Now this man seemed a pretty good sort of person. If a man like him wasn’t going to make it, then who on earth will make it into God’s kingdom? Who can be saved?
And then comes the answer to which all this is leading. “What is impossible for humans is possible with God.” It is not possible for us to achieve a place in heaven: but God can make it possible.
That’s what Jesus was getting at when he spoke about children and the kingdom of heaven at the beginning of our reading. The kingdom of heaven doesn’t belong to children because they are innocent: it doesn’t take long for young children to prove that they are not innocent! It is because they are dependent: they need parents or others to provide the things they need.
And so it is with the Gospel. We are dependent on the love and grace of God for a place in his kingdom. We can’t make it by our own goodness or our own efforts. Hence Jesus says: “Whoever does not receive the kingdom of God like a child will not enter it.” Membership of the kingdom is a gift from God, not a reward or an achievement. We receive it through faith, trusting in the generosity of God to us who fall short. We depend not on our own goodness, but on God’s goodness.
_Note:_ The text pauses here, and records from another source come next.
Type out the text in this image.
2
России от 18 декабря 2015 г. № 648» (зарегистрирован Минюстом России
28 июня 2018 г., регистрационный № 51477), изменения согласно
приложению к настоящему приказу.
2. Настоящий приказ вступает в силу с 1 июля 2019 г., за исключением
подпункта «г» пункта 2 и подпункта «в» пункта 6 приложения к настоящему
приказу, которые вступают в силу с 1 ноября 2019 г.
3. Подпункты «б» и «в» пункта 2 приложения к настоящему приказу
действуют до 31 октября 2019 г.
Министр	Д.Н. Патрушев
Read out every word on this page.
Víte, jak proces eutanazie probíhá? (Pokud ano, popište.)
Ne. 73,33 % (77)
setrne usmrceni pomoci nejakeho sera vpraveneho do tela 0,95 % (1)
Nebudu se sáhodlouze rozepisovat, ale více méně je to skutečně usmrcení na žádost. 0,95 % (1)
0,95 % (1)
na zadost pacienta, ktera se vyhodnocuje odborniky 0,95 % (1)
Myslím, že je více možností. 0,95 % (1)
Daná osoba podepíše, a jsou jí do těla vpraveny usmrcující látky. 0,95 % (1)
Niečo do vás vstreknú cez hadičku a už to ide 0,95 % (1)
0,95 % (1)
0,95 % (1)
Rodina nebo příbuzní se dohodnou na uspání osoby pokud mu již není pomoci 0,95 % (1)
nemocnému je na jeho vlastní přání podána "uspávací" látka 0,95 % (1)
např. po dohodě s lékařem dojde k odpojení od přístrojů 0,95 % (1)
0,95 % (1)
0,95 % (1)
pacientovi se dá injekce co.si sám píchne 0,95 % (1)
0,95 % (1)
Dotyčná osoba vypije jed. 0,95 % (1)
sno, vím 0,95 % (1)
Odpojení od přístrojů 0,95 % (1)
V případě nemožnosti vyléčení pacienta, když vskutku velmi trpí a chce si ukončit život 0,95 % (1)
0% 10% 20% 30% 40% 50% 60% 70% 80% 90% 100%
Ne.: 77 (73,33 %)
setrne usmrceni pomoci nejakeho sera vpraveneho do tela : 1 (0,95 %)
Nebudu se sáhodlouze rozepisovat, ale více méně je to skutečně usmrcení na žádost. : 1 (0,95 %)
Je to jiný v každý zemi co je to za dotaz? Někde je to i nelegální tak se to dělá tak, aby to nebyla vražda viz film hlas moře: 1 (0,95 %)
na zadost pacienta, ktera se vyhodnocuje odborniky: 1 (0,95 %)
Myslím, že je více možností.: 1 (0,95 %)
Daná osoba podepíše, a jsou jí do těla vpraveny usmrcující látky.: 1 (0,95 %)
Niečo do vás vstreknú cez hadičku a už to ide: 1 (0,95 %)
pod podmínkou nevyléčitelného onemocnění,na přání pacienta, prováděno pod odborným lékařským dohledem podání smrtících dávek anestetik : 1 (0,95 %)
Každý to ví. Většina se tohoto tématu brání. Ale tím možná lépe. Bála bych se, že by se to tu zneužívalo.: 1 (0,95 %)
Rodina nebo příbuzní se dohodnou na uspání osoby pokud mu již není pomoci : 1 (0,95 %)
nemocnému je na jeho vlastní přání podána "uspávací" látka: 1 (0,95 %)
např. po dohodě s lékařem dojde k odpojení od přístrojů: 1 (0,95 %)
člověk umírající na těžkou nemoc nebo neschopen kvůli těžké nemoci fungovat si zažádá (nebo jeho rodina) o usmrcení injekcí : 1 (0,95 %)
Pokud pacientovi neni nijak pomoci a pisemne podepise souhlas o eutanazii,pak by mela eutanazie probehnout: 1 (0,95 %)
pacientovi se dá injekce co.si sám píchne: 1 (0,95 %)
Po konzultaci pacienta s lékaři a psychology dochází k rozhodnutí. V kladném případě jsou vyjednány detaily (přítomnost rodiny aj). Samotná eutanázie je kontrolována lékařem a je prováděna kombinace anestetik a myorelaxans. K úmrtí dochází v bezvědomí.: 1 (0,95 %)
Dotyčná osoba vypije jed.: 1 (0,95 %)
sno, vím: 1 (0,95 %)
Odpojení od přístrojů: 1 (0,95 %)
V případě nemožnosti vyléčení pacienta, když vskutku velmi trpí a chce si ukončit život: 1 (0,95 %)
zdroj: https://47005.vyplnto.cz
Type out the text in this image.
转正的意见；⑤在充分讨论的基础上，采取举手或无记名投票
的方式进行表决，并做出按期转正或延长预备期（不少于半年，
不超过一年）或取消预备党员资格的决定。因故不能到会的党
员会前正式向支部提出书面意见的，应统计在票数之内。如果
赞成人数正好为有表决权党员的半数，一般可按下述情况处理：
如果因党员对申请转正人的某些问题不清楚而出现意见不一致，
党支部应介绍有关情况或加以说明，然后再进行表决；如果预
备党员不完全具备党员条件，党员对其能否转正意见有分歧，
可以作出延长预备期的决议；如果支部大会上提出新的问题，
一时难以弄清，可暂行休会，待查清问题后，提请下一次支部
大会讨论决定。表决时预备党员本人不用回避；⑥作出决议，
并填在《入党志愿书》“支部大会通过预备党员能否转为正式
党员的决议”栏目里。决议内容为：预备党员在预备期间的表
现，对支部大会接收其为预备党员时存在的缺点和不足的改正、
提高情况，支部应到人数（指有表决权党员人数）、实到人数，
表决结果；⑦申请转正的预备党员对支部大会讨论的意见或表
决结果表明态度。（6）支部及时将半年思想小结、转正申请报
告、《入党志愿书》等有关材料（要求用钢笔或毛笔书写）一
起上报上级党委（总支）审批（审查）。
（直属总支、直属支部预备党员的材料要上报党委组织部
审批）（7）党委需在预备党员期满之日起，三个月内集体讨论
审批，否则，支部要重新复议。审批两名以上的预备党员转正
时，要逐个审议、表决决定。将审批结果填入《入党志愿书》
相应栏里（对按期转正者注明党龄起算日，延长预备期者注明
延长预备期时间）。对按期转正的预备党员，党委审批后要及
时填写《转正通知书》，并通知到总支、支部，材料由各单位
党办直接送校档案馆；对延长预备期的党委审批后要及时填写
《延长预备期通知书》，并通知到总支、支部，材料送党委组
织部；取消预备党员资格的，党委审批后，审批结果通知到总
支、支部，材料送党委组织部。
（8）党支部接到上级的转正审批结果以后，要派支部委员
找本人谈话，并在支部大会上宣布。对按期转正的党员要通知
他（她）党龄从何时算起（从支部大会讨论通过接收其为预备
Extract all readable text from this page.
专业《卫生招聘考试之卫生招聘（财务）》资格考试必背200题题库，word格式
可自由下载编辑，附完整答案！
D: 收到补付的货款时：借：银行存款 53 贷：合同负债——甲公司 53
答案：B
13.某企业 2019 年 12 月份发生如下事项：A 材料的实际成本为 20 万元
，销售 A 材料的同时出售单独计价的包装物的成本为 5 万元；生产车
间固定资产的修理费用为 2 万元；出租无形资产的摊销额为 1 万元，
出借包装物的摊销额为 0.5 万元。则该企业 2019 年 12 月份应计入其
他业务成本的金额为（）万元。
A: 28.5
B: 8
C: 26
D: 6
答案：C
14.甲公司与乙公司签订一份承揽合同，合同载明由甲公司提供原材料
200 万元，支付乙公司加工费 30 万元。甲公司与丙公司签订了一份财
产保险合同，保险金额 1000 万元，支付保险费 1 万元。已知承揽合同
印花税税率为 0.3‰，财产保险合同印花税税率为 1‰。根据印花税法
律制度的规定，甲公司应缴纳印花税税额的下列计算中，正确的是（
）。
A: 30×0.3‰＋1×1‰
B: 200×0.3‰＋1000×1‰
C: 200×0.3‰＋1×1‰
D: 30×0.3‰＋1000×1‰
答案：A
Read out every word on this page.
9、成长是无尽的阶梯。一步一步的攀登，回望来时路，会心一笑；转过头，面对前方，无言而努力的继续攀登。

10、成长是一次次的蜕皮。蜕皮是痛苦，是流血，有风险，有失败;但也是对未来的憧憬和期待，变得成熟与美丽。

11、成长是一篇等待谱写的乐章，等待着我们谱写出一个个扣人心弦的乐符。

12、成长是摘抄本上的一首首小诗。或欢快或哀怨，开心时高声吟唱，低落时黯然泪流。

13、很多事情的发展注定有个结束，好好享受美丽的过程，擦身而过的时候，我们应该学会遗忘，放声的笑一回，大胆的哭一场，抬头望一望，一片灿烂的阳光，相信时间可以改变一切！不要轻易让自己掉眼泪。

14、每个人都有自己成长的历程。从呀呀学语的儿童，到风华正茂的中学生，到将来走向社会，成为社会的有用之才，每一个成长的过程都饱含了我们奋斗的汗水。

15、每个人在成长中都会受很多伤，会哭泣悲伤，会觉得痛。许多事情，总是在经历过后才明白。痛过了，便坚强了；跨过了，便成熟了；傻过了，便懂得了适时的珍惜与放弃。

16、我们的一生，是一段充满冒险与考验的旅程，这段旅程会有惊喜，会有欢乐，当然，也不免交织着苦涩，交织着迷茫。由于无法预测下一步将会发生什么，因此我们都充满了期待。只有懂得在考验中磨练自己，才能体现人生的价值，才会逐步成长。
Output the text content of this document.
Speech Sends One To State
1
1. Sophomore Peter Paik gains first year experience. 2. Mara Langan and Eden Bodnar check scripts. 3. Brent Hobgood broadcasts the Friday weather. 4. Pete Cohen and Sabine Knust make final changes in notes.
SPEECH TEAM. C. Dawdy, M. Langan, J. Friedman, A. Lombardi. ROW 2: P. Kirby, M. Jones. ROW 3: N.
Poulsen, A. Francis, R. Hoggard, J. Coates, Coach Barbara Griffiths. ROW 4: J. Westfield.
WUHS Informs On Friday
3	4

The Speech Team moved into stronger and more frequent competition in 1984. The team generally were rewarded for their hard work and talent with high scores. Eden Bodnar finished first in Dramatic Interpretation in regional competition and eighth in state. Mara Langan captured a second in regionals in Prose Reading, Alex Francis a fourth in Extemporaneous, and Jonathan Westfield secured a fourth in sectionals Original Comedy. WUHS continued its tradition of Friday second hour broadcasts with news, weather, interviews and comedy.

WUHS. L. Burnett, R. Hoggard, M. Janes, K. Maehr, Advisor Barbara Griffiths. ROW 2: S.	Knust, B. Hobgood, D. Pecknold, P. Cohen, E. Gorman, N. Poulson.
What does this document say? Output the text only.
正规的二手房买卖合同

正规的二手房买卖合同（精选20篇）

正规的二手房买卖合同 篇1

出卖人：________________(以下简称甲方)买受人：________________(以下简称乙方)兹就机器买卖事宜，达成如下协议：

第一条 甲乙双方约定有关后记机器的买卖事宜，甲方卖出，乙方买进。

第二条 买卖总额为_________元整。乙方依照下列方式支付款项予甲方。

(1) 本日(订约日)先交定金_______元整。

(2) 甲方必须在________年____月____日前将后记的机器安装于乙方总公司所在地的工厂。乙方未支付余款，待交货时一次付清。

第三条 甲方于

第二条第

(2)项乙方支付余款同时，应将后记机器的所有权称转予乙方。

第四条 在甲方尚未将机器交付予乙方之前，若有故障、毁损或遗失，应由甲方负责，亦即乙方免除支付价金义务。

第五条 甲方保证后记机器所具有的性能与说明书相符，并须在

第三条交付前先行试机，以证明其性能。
The problem with the ruler who came to Jesus was that he was asking the wrong question. The real issue is not “what must I do to enter the kingdom of heaven?” It is “what must God do for me if I am to enter the kingdom of heaven.” In Christ he has done it all. Through him, the impossible is made possible, the closed gate is opened. By faith, we link up with Jesus the Saviour, and follow him into that glorious reality.
Of course as we trust and follow Christ as his forgiven and accepted people, he may well make demands of us. Life may be comfortable or difficult. But Christ will be there, the source of true spiritual treasure. May we keep depending on him, trusting and following him, as we day by day take up our cross and follow Jesus who in his mercy opens up for us the way into the kingdom of God. Amen.